Annie had been interested in the stars since her childhood in Delaware, where she and her mother would observe the night sky from their DIY observatory in the attic. Her supportive parents sent her to study physics at Wellesley, a women’s liberal arts college, after which she spent a decade wandering about and dabbling in photography and music, as 20-somethings of any era are prone to doing.
When she joined Edward Pickering’s team at Harvard11, she was just one of many women he employed as computers in the Observatory. In those days, a computer was a person, rather than something you use to watch The Bachelorette in bed. Pickering employed women because you didn’t have to pay them as much as men, a ridiculous idea that has thankfully died out with the passage of time and has never affected me personally, or any
women I have ever known. Together, the women were known at the time quite creepily as ‘Pickering’s Harem’.

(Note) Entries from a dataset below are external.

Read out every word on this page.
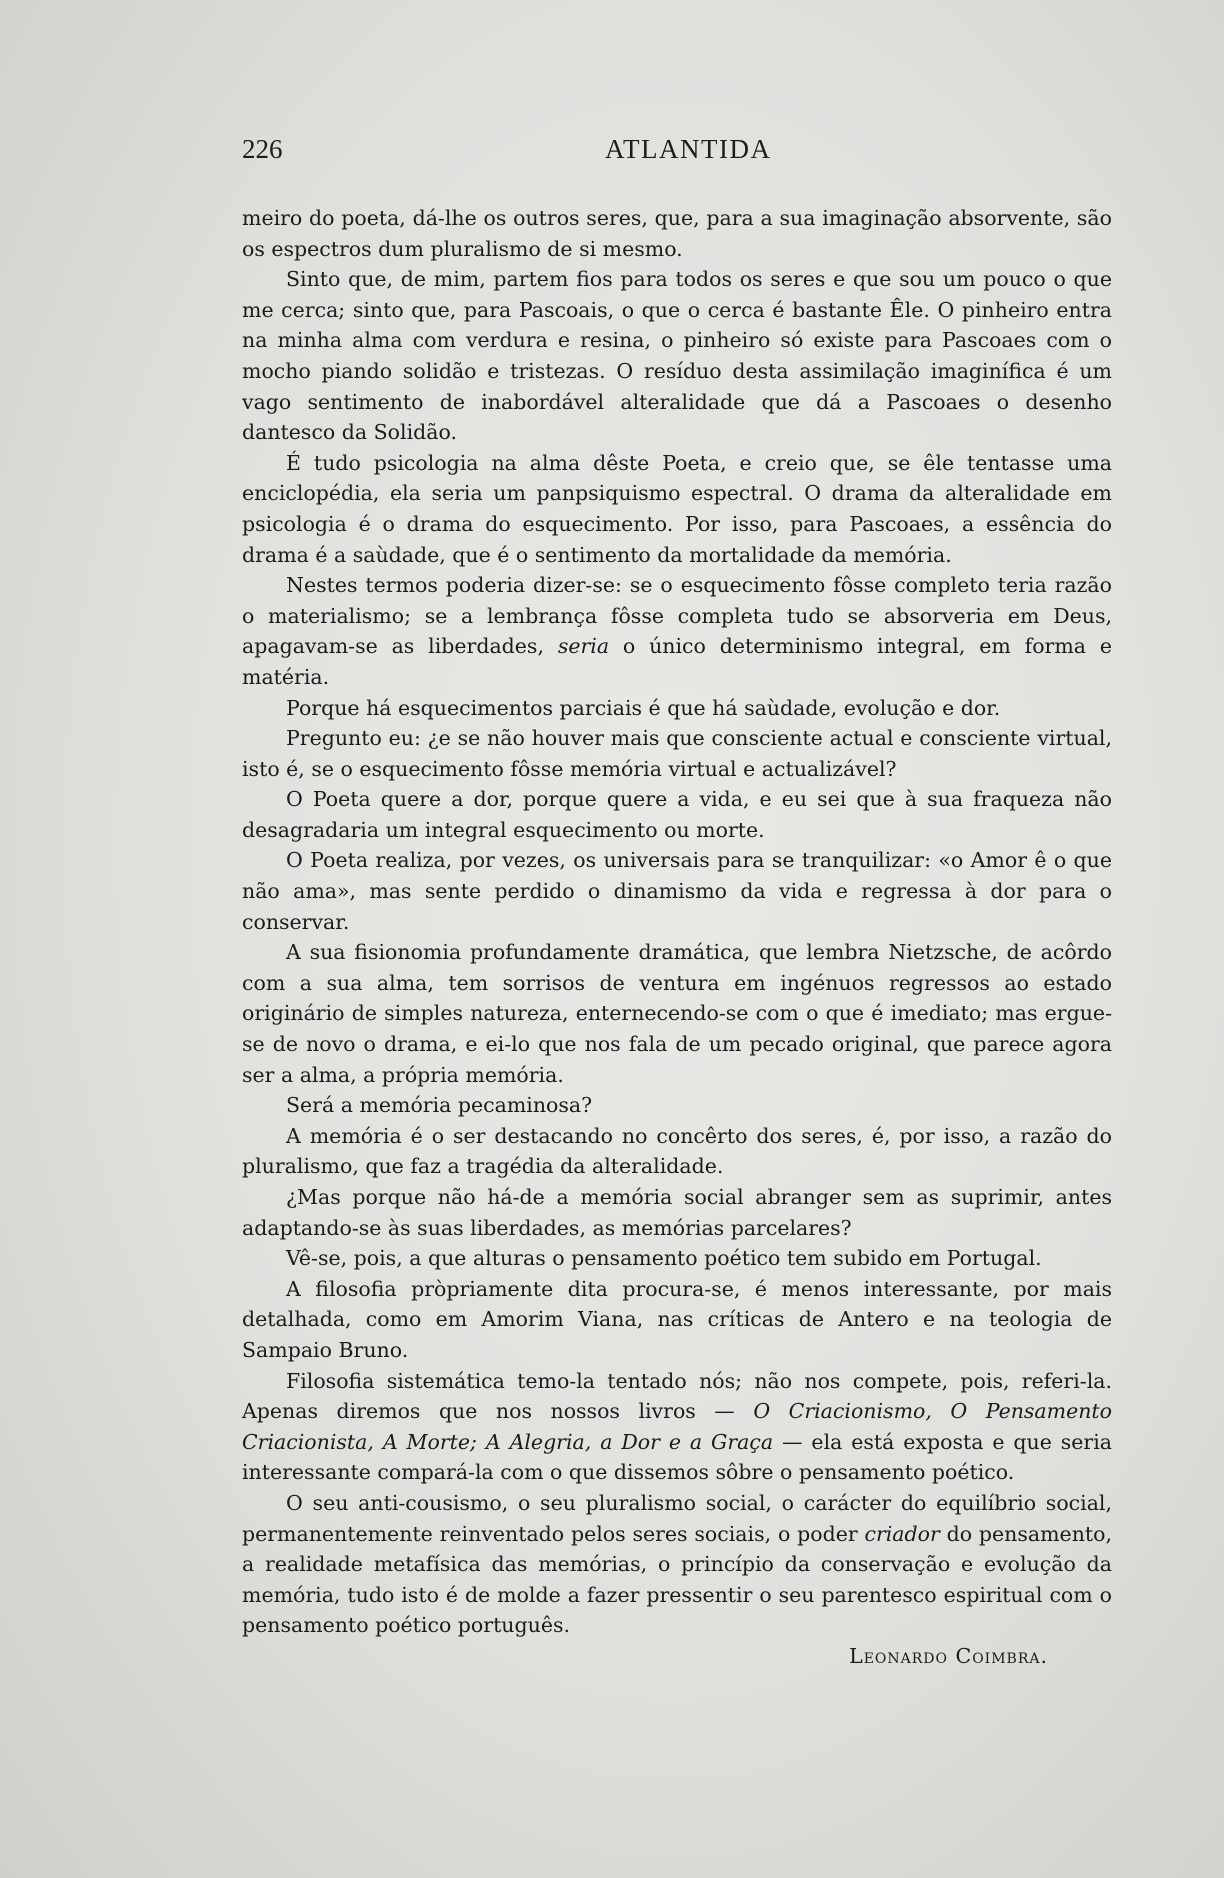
226	ATLANTIDA

meiro do poeta, dá-lhe os outros seres, que, para a sua imaginação absorvente, são os espectros dum pluralismo de si mesmo.

Sinto que, de mim, partem fios para todos os seres e que sou um pouco o que me cerca; sinto que, para Pascoais, o que o cerca é bastante Êle. O pinheiro entra na minha alma com verdura e resina, o pinheiro só existe para Pascoaes com o mocho piando solidão e tristezas. O resíduo desta assimilação imaginífica é um vago sentimento de inabordável alteralidade que dá a Pascoaes o desenho dantesco da Solidão.

É tudo psicologia na alma dêste Poeta, e creio que, se êle tentasse uma enciclopédia, ela seria um panpsiquismo espectral. O drama da alteralidade em psicologia é o drama do esquecimento. Por isso, para Pascoaes, a essência do drama é a saùdade, que é o sentimento da mortalidade da memória.

Nestes termos poderia dizer-se: se o esquecimento fôsse completo teria razão o materialismo; se a lembrança fôsse completa tudo se absorveria em Deus, apagavam-se as liberdades, seria o único determinismo integral, em forma e matéria.

Porque há esquecimentos parciais é que há saùdade, evolução e dor.

Pregunto eu: ¿e se não houver mais que consciente actual e consciente virtual, isto é, se o esquecimento fôsse memória virtual e actualizável?

O Poeta quere a dor, porque quere a vida, e eu sei que à sua fraqueza não desagradaria um integral esquecimento ou morte.

O Poeta realiza, por vezes, os universais para se tranquilizar: «o Amor ê o que não ama», mas sente perdido o dinamismo da vida e regressa à dor para o conservar.

A sua fisionomia profundamente dramática, que lembra Nietzsche, de acôrdo com a sua alma, tem sorrisos de ventura em ingénuos regressos ao estado originário de simples natureza, enternecendo-se com o que é imediato; mas ergue-se de novo o drama, e ei-lo que nos fala de um pecado original, que parece agora ser a alma, a própria memória.

Será a memória pecaminosa?

A memória é o ser destacando no concêrto dos seres, é, por isso, a razão do pluralismo, que faz a tragédia da alteralidade.

¿Mas porque não há-de a memória social abranger sem as suprimir, antes adaptando-se às suas liberdades, as memórias parcelares?

Vê-se, pois, a que alturas o pensamento poético tem subido em Portugal.

A filosofia pròpriamente dita procura-se, é menos interessante, por mais detalhada, como em Amorim Viana, nas críticas de Antero e na teologia de Sampaio Bruno.

Filosofia sistemática temo-la tentado nós; não nos compete, pois, referi-la. Apenas diremos que nos nossos livros — O Criacionismo, O Pensamento Criacionista, A Morte; A Alegria, a Dor e a Graça — ela está exposta e que seria interessante compará-la com o que dissemos sôbre o pensamento poético.

O seu anti-cousismo, o seu pluralismo social, o carácter do equilíbrio social, permanentemente reinventado pelos seres sociais, o poder criador do pensamento, a realidade metafísica das memórias, o princípio da conservação e evolução da memória, tudo isto é de molde a fazer pressentir o seu parentesco espiritual com o pensamento poético português.

Leonardo Coimbra.
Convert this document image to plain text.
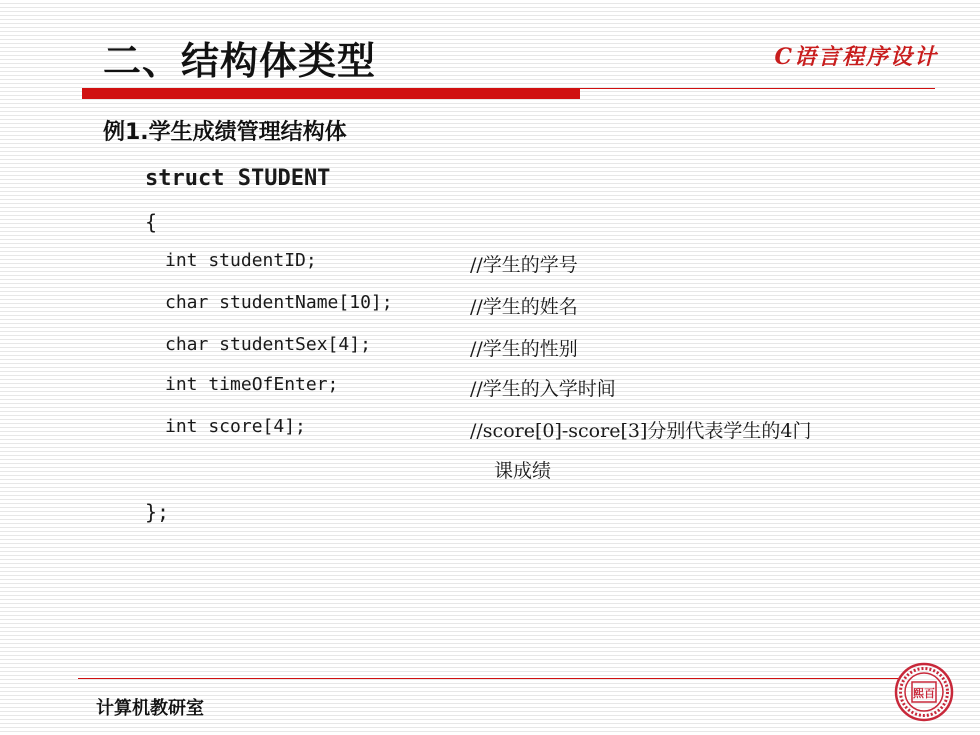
二、结构体类型	C语言程序设计
例1.学生成绩管理结构体
struct STUDENT
{
int studentID;	//学生的学号
char studentName[10];	//学生的姓名
char studentSex[4];	//学生的性别
int timeOfEnter;	//学生的入学时间
int score[4];	//score[0]-score[3]分别代表学生的4门
课成绩
};
计算机教研室
熙百
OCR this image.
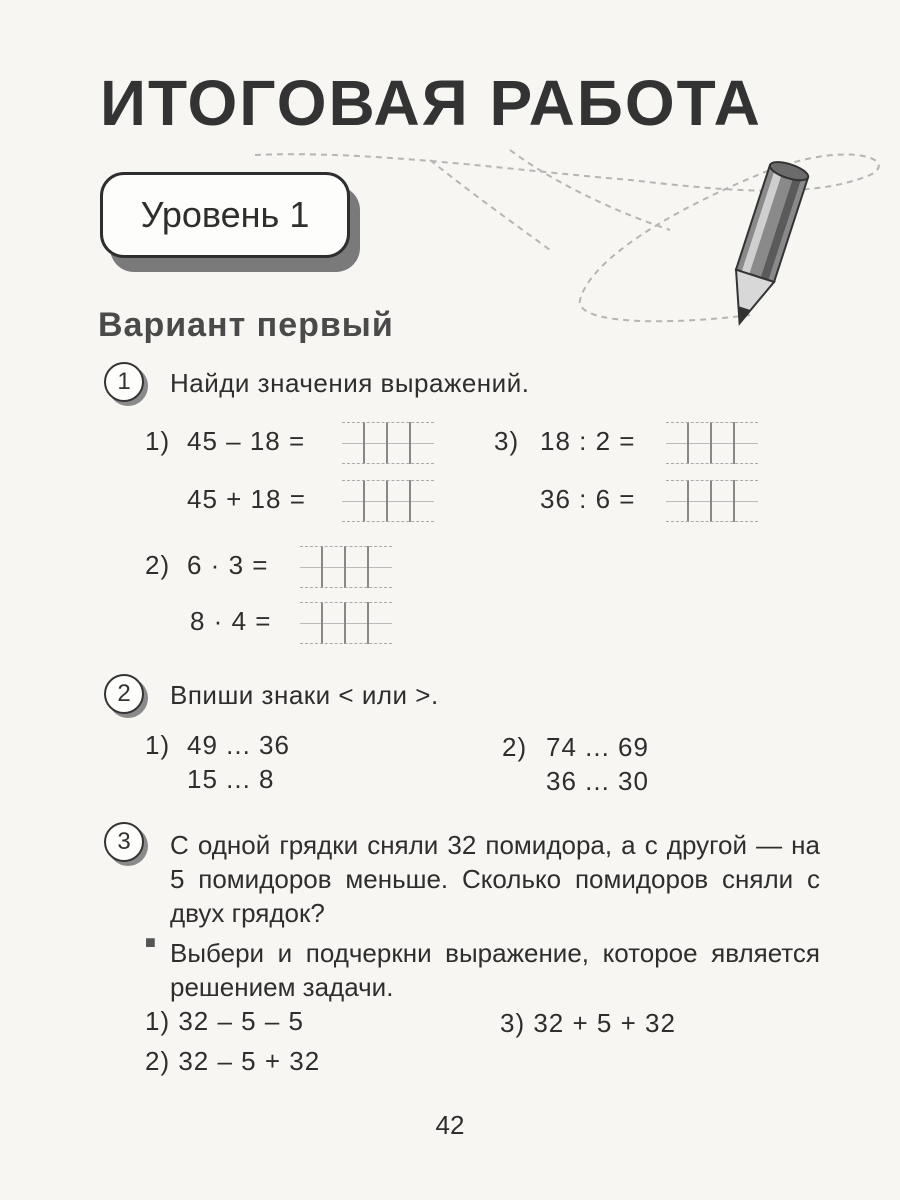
ИТОГОВАЯ РАБОТА
Уровень 1
Вариант первый
1	Найди значения выражений.
1) 45 – 18 =
45 + 18 =
3) 18 : 2 =
36 : 6 =
2) 6 · 3 =
8 · 4 =
2	Впиши знаки < или >.
1) 49 ... 36
15 ... 8
2) 74 ... 69
36 ... 30
3	С одной грядки сняли 32 помидора, а с другой — на 5 помидоров меньше. Сколько помидоров сняли с двух грядок?
■ Выбери и подчеркни выражение, которое является решением задачи.
1) 32 – 5 – 5	3) 32 + 5 + 32
2) 32 – 5 + 32
42
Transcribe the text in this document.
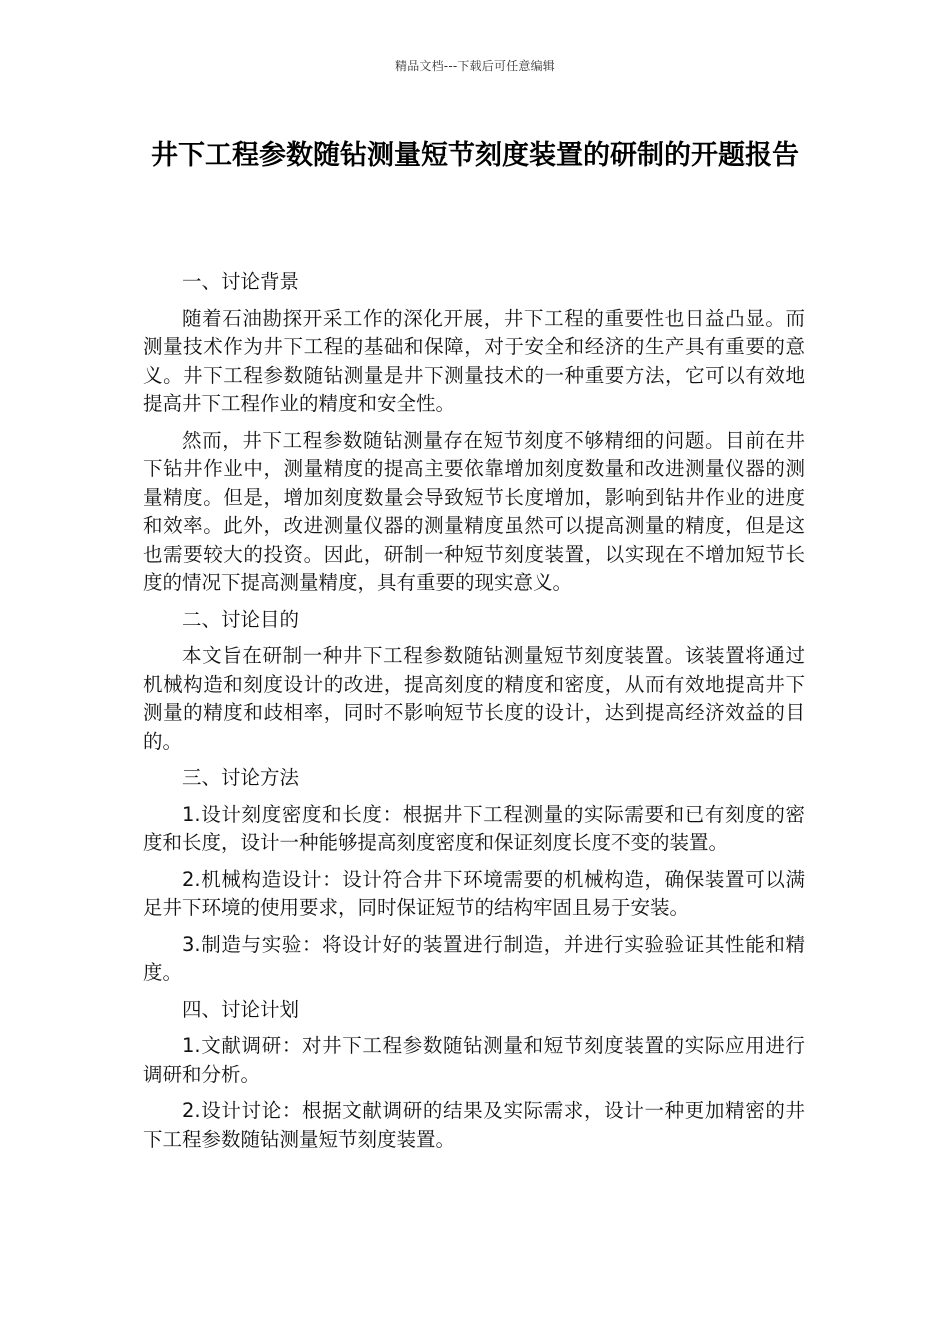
精品文档---下载后可任意编辑
井下工程参数随钻测量短节刻度装置的研制的开题报告
一、讨论背景

随着石油勘探开采工作的深化开展，井下工程的重要性也日益凸显。而测量技术作为井下工程的基础和保障，对于安全和经济的生产具有重要的意义。井下工程参数随钻测量是井下测量技术的一种重要方法，它可以有效地提高井下工程作业的精度和安全性。

然而，井下工程参数随钻测量存在短节刻度不够精细的问题。目前在井下钻井作业中，测量精度的提高主要依靠增加刻度数量和改进测量仪器的测量精度。但是，增加刻度数量会导致短节长度增加，影响到钻井作业的进度和效率。此外，改进测量仪器的测量精度虽然可以提高测量的精度，但是这也需要较大的投资。因此，研制一种短节刻度装置，以实现在不增加短节长度的情况下提高测量精度，具有重要的现实意义。

二、讨论目的

本文旨在研制一种井下工程参数随钻测量短节刻度装置。该装置将通过机械构造和刻度设计的改进，提高刻度的精度和密度，从而有效地提高井下测量的精度和歧相率，同时不影响短节长度的设计，达到提高经济效益的目的。

三、讨论方法

1.设计刻度密度和长度：根据井下工程测量的实际需要和已有刻度的密度和长度，设计一种能够提高刻度密度和保证刻度长度不变的装置。

2.机械构造设计：设计符合井下环境需要的机械构造，确保装置可以满足井下环境的使用要求，同时保证短节的结构牢固且易于安装。

3.制造与实验：将设计好的装置进行制造，并进行实验验证其性能和精度。

四、讨论计划

1.文献调研：对井下工程参数随钻测量和短节刻度装置的实际应用进行调研和分析。

2.设计讨论：根据文献调研的结果及实际需求，设计一种更加精密的井下工程参数随钻测量短节刻度装置。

So what was Cannon’s and the other women’s task, for which they were paid little more than unskilled labourers, and a whole lot less than a male scientist? At the turn of the century, there were about 20 different systems proposed for the classification of stars, and no one could work out the best way to do it. Annie came up with a system of letters and numbers by looking at their spectra – basically, if you put a certain star’s light through a prism, what kind of rainbow would you see? The pictures of the spectra for each star were not however nice Instagram photos of rainbows, but rather, glass plates with smudges and dots and blurry bits.
Annie, who was deaf for her entire career and relied on lip-reading, would remove her hearing aids while she worked in order to have absolute focus. She could read out what kind of star each of the spectra indicated by merely glancing at the plates. ‘She did not think about the spectra as she classified them,’ one of her colleagues explained. ‘She simply recognised them.’ She did this for more than 200,000 stars visible from Earth down to the ninth magnitude, which are incredibly dim (no offence to ninth-magnitude stars). Later, she expanded the work to go all the way to the 11th magnitude, which are the most idiot stars of all. Our sun, the most popular star among Earthlings, is a G2. This means it’s one of the second hottest types of yellow stars. (But don’t worry, Sun, you have a way better personality than the first-hottest stars.)